Don’t get me wrong. I’m an Internet guy, and I love the democratization of media for many reasons. I also think it will ultimately force old media companies to be more efficient as individual institutions and as an industry in order to survive (not to mention more environmentally friendly). But Keen has good thoughts about quality and quantity that are interesting counterpoints to the revolution. I hope at least some newspapers survive, change their models and their cost structures, and start competing on content quality. The thought that everyone in the world will get their news ONLY from citizen journalists is scary.
I’m curious to see how the rest of the book turns out. I’ll reblog if it’s radically different from the themes expressed here.
Update (having finished the book now): Keen puts the mud in curmudgeon. He doesn’t appear to have a good word to say about the Internet, and he allows his very good points about journalistic integrity and content quality and our ability to discern the truth to get washed up in a rant against online gambling, porn, and piracy. Even some of his rant points are valid, but saying, for example, that Craigslist is problematic to society because it only employs 22 people and is hugely profitable while destroying jobs and revenue at newspapers just comes across as missing some critical thinking and basically just pissing in the wind. His final section on Solutions is less blustry and has a couple good examples and points to offer, but it’s a case of too little, too late for my liking.
Book Short:Â Reality Doesn’t have to Bite
I just read Confronting Reality (book; audio), the sequel to Execution, by Larry Bossidy and Ram Charan. Except I didn’t read it, I listened to it on Mariquita’s iPod Shuffle over the course of two or three long runs in the past week. The book was good enough, but I also learned two valuable lessons. Lesson 1: Listening to audio books when running is difficult – it’s hard to focus enough, easy to lose one’s place, can’t refer back to anything or take notes. Lesson 2: If you sweat enough on your spouse’s Shuffle, you can end up owning a Shuffle of your own.
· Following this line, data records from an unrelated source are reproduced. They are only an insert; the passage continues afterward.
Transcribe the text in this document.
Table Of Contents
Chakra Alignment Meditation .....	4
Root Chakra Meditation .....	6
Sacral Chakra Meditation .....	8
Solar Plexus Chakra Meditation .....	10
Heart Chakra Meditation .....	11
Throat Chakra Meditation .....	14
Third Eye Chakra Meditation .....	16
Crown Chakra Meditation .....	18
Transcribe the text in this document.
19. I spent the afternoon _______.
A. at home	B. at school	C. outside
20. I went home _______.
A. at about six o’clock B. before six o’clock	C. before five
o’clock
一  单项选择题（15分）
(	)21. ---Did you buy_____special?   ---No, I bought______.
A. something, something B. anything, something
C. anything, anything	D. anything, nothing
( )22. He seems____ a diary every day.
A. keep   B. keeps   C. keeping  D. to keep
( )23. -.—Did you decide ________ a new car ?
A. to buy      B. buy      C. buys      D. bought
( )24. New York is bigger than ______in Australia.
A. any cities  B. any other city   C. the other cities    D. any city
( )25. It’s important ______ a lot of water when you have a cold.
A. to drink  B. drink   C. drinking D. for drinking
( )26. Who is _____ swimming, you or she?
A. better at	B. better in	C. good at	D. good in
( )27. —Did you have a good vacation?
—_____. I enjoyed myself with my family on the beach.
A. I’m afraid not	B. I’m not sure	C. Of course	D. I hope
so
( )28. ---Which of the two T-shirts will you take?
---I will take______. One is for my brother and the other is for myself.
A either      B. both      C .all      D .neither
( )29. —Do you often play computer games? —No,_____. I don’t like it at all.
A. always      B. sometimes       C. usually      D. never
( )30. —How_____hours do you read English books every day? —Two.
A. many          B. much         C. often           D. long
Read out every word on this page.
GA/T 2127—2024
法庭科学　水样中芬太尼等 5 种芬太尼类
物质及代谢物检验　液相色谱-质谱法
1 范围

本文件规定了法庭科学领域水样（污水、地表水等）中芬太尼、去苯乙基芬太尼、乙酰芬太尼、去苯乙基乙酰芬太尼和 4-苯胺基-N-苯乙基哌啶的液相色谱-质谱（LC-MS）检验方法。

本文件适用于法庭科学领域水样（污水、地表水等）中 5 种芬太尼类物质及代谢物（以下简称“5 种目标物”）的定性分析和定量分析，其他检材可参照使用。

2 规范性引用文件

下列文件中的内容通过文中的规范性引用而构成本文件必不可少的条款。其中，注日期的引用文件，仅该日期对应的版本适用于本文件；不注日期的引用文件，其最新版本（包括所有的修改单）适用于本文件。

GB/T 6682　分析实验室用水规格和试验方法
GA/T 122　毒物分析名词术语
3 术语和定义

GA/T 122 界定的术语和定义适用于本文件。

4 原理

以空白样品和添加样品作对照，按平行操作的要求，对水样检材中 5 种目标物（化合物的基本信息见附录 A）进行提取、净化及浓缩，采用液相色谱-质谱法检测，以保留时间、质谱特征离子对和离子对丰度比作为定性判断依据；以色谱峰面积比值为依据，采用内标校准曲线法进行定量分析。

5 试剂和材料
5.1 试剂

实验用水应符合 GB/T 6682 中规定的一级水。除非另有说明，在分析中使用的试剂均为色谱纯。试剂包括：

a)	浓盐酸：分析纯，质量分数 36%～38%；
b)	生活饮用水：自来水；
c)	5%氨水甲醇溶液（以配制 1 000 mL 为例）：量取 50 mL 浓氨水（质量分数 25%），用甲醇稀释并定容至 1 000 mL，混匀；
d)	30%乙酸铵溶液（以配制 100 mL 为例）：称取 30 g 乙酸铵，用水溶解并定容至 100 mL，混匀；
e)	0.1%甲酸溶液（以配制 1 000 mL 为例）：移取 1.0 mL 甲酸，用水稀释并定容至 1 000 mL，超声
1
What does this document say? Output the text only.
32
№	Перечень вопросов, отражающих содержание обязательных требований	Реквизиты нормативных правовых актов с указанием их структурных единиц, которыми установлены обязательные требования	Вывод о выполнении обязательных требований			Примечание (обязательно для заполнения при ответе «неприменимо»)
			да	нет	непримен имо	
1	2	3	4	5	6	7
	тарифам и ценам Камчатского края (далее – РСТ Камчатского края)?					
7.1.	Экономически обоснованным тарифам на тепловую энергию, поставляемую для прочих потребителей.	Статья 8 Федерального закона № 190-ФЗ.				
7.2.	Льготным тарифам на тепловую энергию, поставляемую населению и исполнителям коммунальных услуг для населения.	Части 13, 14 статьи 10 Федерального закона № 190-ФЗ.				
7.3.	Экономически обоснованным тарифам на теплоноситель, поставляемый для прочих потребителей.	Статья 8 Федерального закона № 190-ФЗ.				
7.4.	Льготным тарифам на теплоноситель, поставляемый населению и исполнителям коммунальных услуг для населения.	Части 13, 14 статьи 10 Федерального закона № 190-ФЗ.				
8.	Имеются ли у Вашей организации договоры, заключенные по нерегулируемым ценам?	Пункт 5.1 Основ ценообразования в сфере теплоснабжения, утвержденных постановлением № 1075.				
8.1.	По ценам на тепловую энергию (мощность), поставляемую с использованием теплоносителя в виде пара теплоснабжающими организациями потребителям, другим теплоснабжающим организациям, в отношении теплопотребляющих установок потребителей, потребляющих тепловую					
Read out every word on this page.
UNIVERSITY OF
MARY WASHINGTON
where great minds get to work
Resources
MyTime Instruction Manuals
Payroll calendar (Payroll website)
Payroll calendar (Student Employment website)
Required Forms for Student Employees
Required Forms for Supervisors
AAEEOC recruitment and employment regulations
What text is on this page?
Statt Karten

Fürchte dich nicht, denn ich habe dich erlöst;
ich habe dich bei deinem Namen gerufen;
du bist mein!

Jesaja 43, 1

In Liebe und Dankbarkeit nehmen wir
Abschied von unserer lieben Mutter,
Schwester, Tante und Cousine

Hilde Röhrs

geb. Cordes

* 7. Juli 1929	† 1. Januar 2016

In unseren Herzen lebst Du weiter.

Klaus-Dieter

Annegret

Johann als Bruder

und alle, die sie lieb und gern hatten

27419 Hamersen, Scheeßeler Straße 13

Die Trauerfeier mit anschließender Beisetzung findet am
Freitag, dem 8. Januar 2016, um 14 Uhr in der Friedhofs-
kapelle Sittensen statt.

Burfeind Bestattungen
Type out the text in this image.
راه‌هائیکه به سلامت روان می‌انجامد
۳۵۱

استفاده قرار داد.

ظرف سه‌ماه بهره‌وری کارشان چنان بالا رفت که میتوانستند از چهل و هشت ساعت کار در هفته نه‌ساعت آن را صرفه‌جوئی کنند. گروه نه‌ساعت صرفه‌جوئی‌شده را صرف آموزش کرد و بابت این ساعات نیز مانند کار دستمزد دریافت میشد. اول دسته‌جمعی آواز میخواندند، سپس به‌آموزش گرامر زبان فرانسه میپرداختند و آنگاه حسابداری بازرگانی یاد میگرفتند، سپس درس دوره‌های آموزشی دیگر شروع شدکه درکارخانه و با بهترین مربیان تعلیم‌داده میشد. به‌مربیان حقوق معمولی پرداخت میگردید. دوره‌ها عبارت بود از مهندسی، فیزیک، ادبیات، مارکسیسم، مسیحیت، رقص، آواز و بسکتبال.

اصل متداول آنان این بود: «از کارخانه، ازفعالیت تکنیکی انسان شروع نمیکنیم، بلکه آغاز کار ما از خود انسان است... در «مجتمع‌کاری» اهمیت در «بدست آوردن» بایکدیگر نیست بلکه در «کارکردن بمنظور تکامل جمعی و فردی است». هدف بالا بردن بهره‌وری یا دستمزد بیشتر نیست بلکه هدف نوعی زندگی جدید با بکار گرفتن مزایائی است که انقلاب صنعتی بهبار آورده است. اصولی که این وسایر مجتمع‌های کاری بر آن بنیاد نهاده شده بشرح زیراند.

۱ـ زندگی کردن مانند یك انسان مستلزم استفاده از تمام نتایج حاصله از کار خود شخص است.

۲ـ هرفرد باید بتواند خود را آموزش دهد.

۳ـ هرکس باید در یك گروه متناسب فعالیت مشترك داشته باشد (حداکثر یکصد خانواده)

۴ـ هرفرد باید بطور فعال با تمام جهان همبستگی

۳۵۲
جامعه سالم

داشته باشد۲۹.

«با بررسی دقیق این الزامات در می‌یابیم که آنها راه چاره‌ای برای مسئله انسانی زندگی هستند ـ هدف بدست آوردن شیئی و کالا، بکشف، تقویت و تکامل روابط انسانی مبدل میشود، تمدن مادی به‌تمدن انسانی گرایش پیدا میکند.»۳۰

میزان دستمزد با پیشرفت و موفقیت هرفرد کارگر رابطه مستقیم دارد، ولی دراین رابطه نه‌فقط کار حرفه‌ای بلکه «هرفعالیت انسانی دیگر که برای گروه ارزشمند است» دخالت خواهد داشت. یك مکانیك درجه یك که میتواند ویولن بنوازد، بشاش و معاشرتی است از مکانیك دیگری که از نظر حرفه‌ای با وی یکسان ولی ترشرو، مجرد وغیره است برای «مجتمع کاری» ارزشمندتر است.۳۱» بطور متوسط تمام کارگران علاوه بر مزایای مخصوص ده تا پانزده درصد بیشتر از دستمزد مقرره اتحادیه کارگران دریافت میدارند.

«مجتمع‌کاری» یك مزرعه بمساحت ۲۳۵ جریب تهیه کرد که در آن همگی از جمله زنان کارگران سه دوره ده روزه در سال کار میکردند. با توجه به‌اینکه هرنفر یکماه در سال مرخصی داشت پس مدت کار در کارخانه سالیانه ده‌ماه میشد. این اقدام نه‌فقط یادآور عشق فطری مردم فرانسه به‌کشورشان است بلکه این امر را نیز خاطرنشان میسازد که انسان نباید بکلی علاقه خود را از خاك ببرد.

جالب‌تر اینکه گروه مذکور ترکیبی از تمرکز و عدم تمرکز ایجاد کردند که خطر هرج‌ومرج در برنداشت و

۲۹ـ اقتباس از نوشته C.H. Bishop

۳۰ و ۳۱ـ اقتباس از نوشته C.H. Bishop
Anyway, I was able to focus on the book enough to know that it’s a good one. It’s chock full of case studies from the last few years, including some “new economy” ones instead of just the industrial types covered in books like Built to Last and Good to Great. Cisco, Sun, EMC, and Thomson are all among those covered. The basic message is that you really have to dig into external market realities when crafting a strategic plan or business model and make sure they’re in alignment with your financial targets as well as people and processes. But the devil’s in the details, and the case studies here are great.
Book Short: Smaller is the New Small
Last month, it was Microtrends. This month, it’s MIT Professor Ted Sargent’s The Dance of Molecules: How Nanotechnology is Changing Our Lives. It seems like all the interesting things in life are just getting smaller and smaller. (Note to self: lose some weight.)
Sargent’s book is geeky but well-written. He dives into a couple dozen examples across many fields and disciplines of how nanotechnology holds extraordinary promise for solving some of mankind’s toughest scientific challenges — while creating a few new ethical and economic ones.
The science is for the most part beyond me, but the practical applications are fascinating:
– making solar power the sole source of global energy needs a possibility
– detecting cancer at the level of a single cancer cell rather than waiting to discover a grape-sized tumor; curing that cancer through embedded “pharmacy on a chip” drugs that release the right drugs over long periods of time locally at the spot of the disease
– figuring out how to keep proving the ever-more-challenging Moore’s law when only 4 years from now, parts of a transistor will need to be only 5 atoms across
– curing blindness with wireless retinal implants
Once every year or so, I read a book that makes me sad I didn’t go into engineering or science. The Dance of Molecules is that kind of book.